4Kids Entertainment International’s new managing director Simon Philips is overhauling the way the company does business. ‘You can’t look at the world as a single opportunity,’ he says, and so the company is honing in on the individual needs of each licensing territory and building local strategies to help global brands such as Yu-Gi-Oh! and Pokémon stay buoyant.
As CEO of Licensing Dynamics International in the Middle East, Philips saw first-hand that global or regional licensing/marketing strategies don’t always work in a local market, leading to missed opportunities and program failures. He says you’ve got to provide the local market with relevant opportunities. For example, LDI’s pairing up with Israel’s fast-food market leader Burger Ranch yielded stronger promo programs for that market than going with a leading worldwide chain.
To increase its local presence in European and Asian markets, 4Kids is beefing up staff in the retail, promo and agent management departments in London, as well as extending its network of local agents, establishing stronger partnerships with these agents, and putting 4Kids staff on the ground in these territories.
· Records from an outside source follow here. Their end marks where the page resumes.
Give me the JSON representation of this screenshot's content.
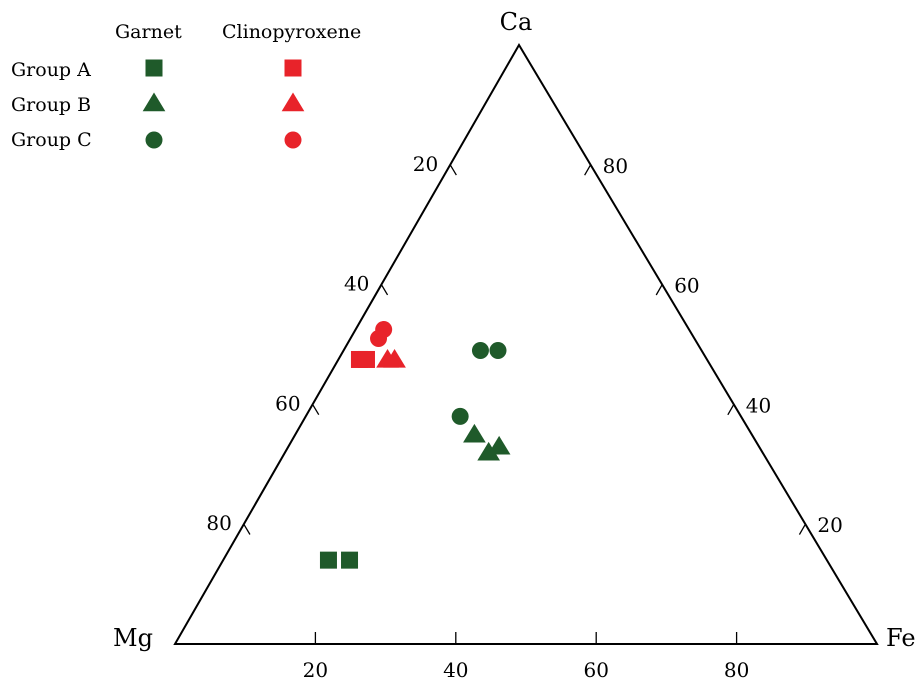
{
  "chart_data": {
    "type": "scatter",
    "subtype": "ternary",
    "title": "",
    "vertices": {
      "top": "Ca",
      "left": "Mg",
      "right": "Fe"
    },
    "axes": {
      "bottom": {
        "component": "Fe",
        "ticks": [
          20,
          40,
          60,
          80
        ]
      },
      "left": {
        "component": "Mg",
        "ticks": [
          20,
          40,
          60,
          80
        ]
      },
      "right": {
        "component": "Ca",
        "ticks": [
          20,
          40,
          60,
          80
        ]
      }
    },
    "range": [
      0,
      100
    ],
    "grid": false,
    "legend": {
      "placement": "top-left",
      "column_headers": [
        "Garnet",
        "Clinopyroxene"
      ],
      "rows": [
        "Group A",
        "Group B",
        "Group C"
      ]
    },
    "series": [
      {
        "mineral": "Garnet",
        "group": "Group A",
        "marker": "square",
        "color": "#1f5a2a",
        "points": [
          {
            "Ca": 14,
            "Mg": 71,
            "Fe": 15
          },
          {
            "Ca": 14,
            "Mg": 68,
            "Fe": 18
          }
        ]
      },
      {
        "mineral": "Garnet",
        "group": "Group B",
        "marker": "triangle",
        "color": "#1f5a2a",
        "points": [
          {
            "Ca": 35,
            "Mg": 39.5,
            "Fe": 25.5
          },
          {
            "Ca": 32,
            "Mg": 39,
            "Fe": 29
          },
          {
            "Ca": 33,
            "Mg": 37,
            "Fe": 30
          }
        ]
      },
      {
        "mineral": "Garnet",
        "group": "Group C",
        "marker": "circle",
        "color": "#1f5a2a",
        "points": [
          {
            "Ca": 49,
            "Mg": 31.5,
            "Fe": 19.5
          },
          {
            "Ca": 49,
            "Mg": 29,
            "Fe": 22
          },
          {
            "Ca": 38,
            "Mg": 40,
            "Fe": 22
          }
        ]
      },
      {
        "mineral": "Clinopyroxene",
        "group": "Group A",
        "marker": "square",
        "color": "#e8232a",
        "points": [
          {
            "Ca": 47.5,
            "Mg": 49.5,
            "Fe": 3
          },
          {
            "Ca": 47.5,
            "Mg": 48.5,
            "Fe": 4
          }
        ]
      },
      {
        "mineral": "Clinopyroxene",
        "group": "Group B",
        "marker": "triangle",
        "color": "#e8232a",
        "points": [
          {
            "Ca": 47.5,
            "Mg": 45.5,
            "Fe": 7
          },
          {
            "Ca": 47.5,
            "Mg": 44.5,
            "Fe": 8
          }
        ]
      },
      {
        "mineral": "Clinopyroxene",
        "group": "Group C",
        "marker": "circle",
        "color": "#e8232a",
        "points": [
          {
            "Ca": 52.5,
            "Mg": 43.5,
            "Fe": 4
          },
          {
            "Ca": 51,
            "Mg": 45,
            "Fe": 4
          }
        ]
      }
    ]
  }
}
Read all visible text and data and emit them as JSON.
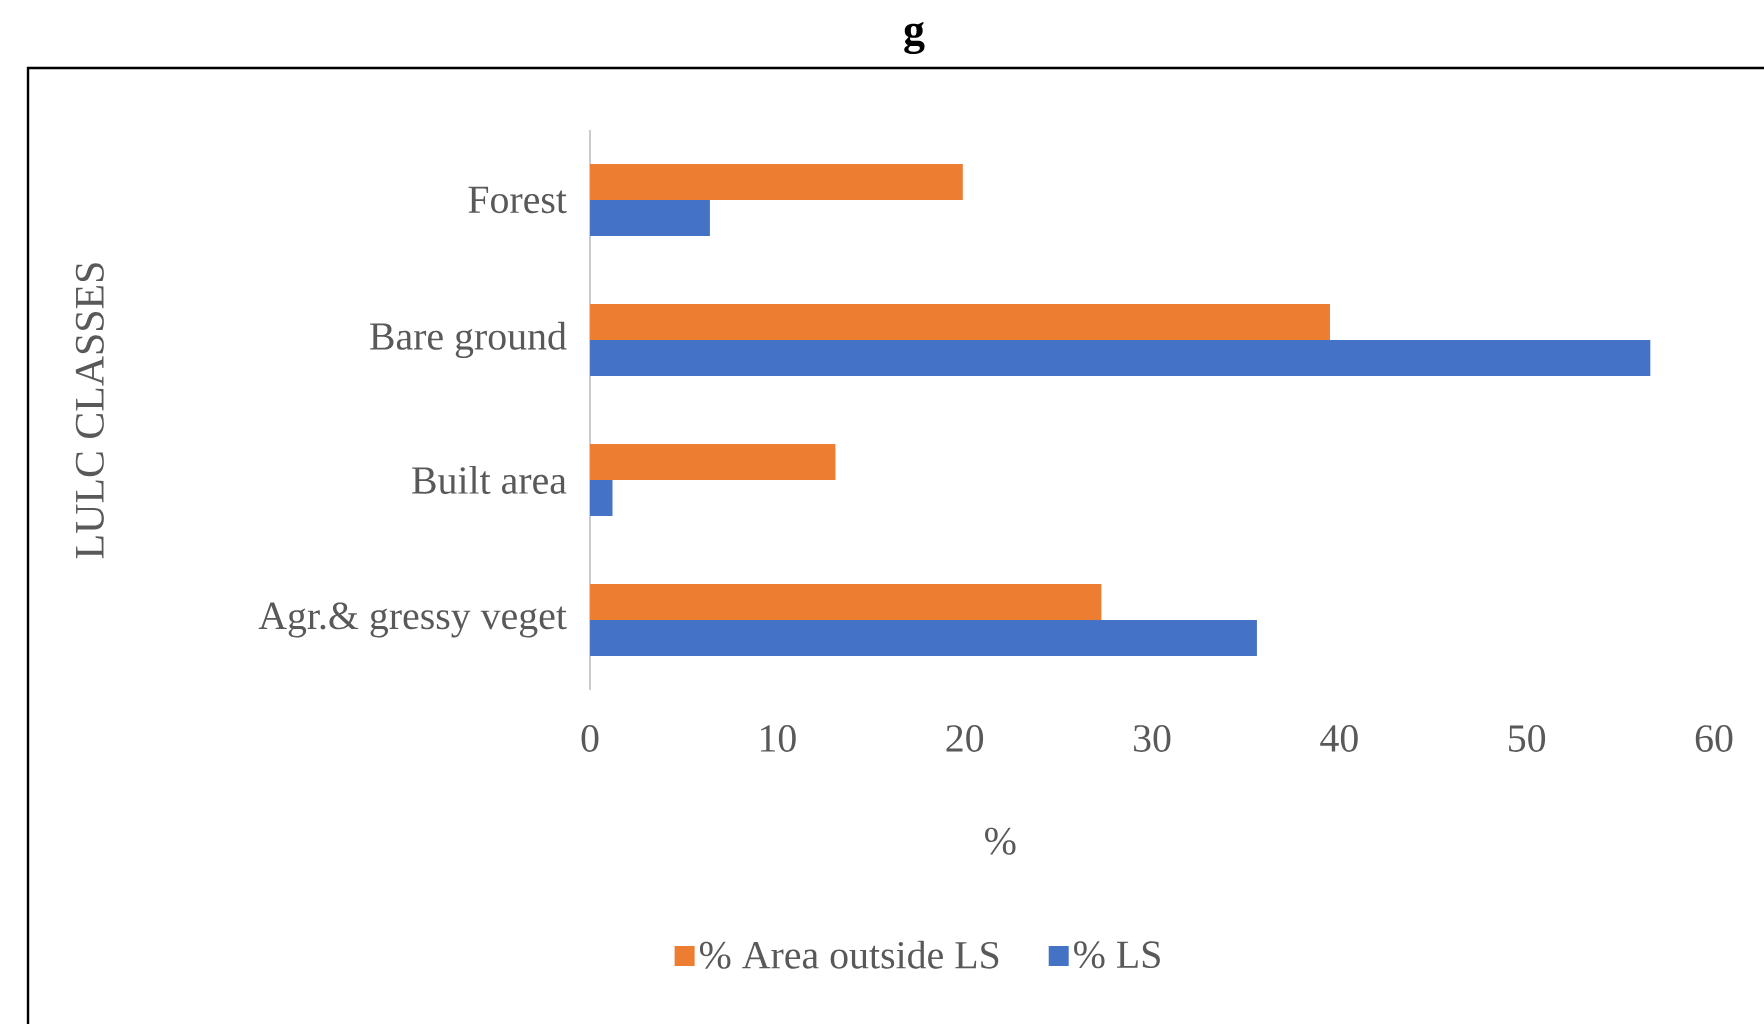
{
  "chart_data": {
    "type": "bar",
    "orientation": "horizontal",
    "title": "g",
    "xlabel": "%",
    "ylabel": "LULC CLASSES",
    "categories": [
      "Forest",
      "Bare ground",
      "Built area",
      "Agr.& gressy veget"
    ],
    "series": [
      {
        "name": "% Area outside LS",
        "color": "#ed7d31",
        "values": [
          19.9,
          39.5,
          13.1,
          27.3
        ]
      },
      {
        "name": "% LS",
        "color": "#4472c4",
        "values": [
          6.4,
          56.6,
          1.2,
          35.6
        ]
      }
    ],
    "xlim": [
      0,
      60
    ],
    "xticks": [
      0,
      10,
      20,
      30,
      40,
      50,
      60
    ],
    "legend": "bottom"
  }
}
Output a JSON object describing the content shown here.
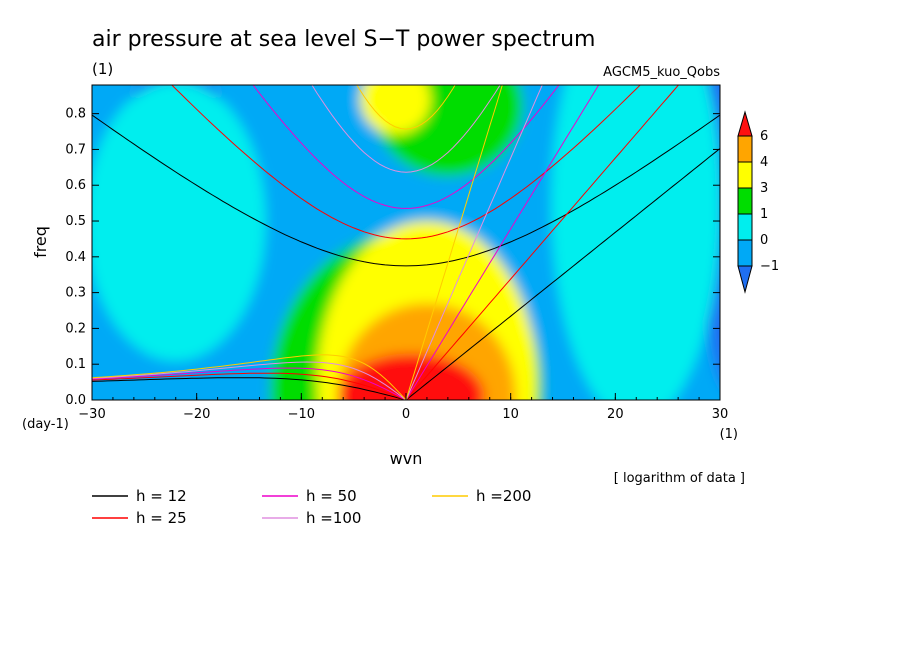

Under Philips, retailers will have significant input into merchandising and promotional strategies. He’s looking to educate them about the brands but, more importantly, wants to suss out their requirements and get an earlier read on what’s working. Philips is also aiming to bring retailers in on ground-level action and will be awarding more exclusives to individual outlets, licensing retailers in select product categories, and helping them develop destination areas for the licensed goods that will set them further apart from their competition.
While Philips admits the exclusive approach is not novel to the North American licensing landscape, he says it’s a departure for Europe. To that end, the new efforts will initially focus on major Euro markets including the U.K., France, Germany, Spain and Italy before expanding to other territories as the year goes on.
Philips is convinced the international scene is where the licensing action is, with a number of markets still virtually untapped. ‘India has one billion people, and 9% to 10% of the population is middle-class. That’s 90 million people and growing. We have to be out building initiatives that will work for them locally.’